The Father retrata uma realidade como nunca antes vista!

Anthony Hopkins ganhou o óscar de melhor actor com a sua interpretação em The Father e o filme foi indicado para não um, mas seis óscares! Para quem está à procura de uma boa opção de um filme para assistir, estes poderiam ser um primeiro indicador do grande potencial que ele tem. Mas ok, nem todos se guiam pelas premiações, até porque gostos são como rabos, cada um tem o seu. No entanto, neste caso específico, foi feita uma escolha certeira. Escrita por Christopher Hampton e Florian Zeller, – também realizador – o drama traz-nos uma história que mexe com as emoções, com a realidade e apresentam-nos um Anthony Hopkins e uma Olivia Colman majestosos!

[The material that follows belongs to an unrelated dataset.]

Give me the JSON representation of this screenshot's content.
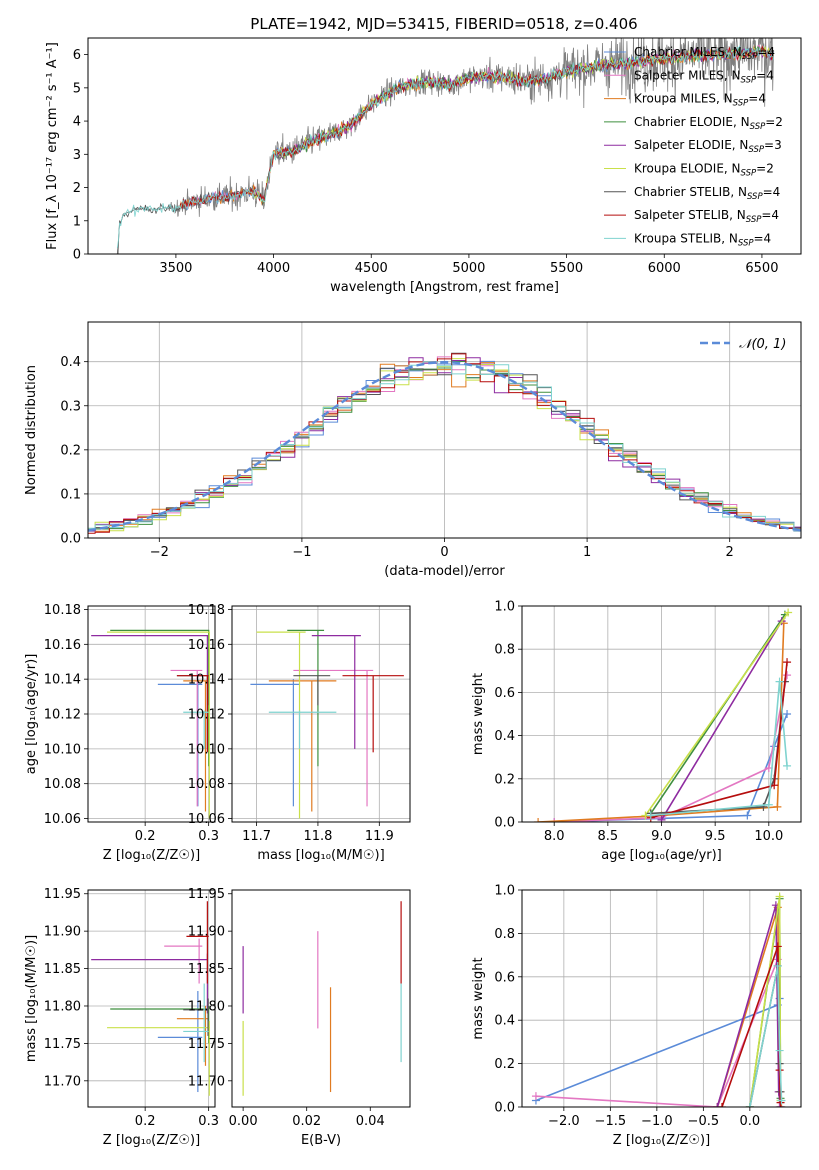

Sem querer dar muitos spoilers, até porque se forem como eu, iriam espumar da boca, devo dizer-vos que ao longo do filme vão ficar com um nó no cérebro, mas pasmem: o brilhantismo da obra está mesmo aí – nesse nó. Em The Father tive a sensação de não estar apenas a ver, senti-me guiada, guiada pelo olhar do protagonista. Aqui somos expostos a uma história que nos leva a pensar sobre a vida e sobre a sua fragilidade onde o terceiro maior protagonista acaba por ser o tempo. Anthony – papel de Hopkins – é um senhor de idade cheio de vivacidade que vive sozinho no seu apartamento em Londres, uma conquista da qual se orgulha bastante. Anne – Olivia Colman – sua filha, preocupada com o seu estado de saúde procura uma nova cuidadora, uma vez que o pai arranjou uma maneira – ele tem sempre as suas maneiras – de fazer com que a anterior se despedisse. É por não reconhecer que talvez precise de ajuda que pai e filha chocam: afinal de contas, ele está ótimo e tem todas as capacidades para cuidar de si e do seu estimado apartamento, sozinho! Por sua vez, quando Anne resolve mudar-se para Paris, percebe que vai ter mesmo de encontrar alguém para ficar com o pai e então Laura é contratada. A partir daqui, somos levados por uma maratona de reviravoltas que me levaram a questionar se Anne não tinha outra roupa e, mais importante do que isso, porque é que eles comiam frango todo o santo dia! Mais tarde, percebi. Tudo se percebe…

Numa busca incessante por entender o que se está a passar à sua volta, Anthony segue uma viagem que nos mostra que tudo acaba por ser efémero, até a nossa autonomia. Sempre à procura do seu relógio que poderia simbolizar um apego ao passado, um desejo de voltar atrás no tempo, mas para onde? Talvez para uma altura onde ele tudo podia… quem sabe dançar sapateado, ser mágico ou, simplesmente, dono de si mesmo e da sua mente…

Será Anne assim tão boa? Quem é Paul? Não será aquilo tudo um golpe para que Anthony fique sem o seu apartamento? Será que estamos todos a enlouquecer? Onde é que está o relógio? Tantas perguntas. Tantas respostas graduais.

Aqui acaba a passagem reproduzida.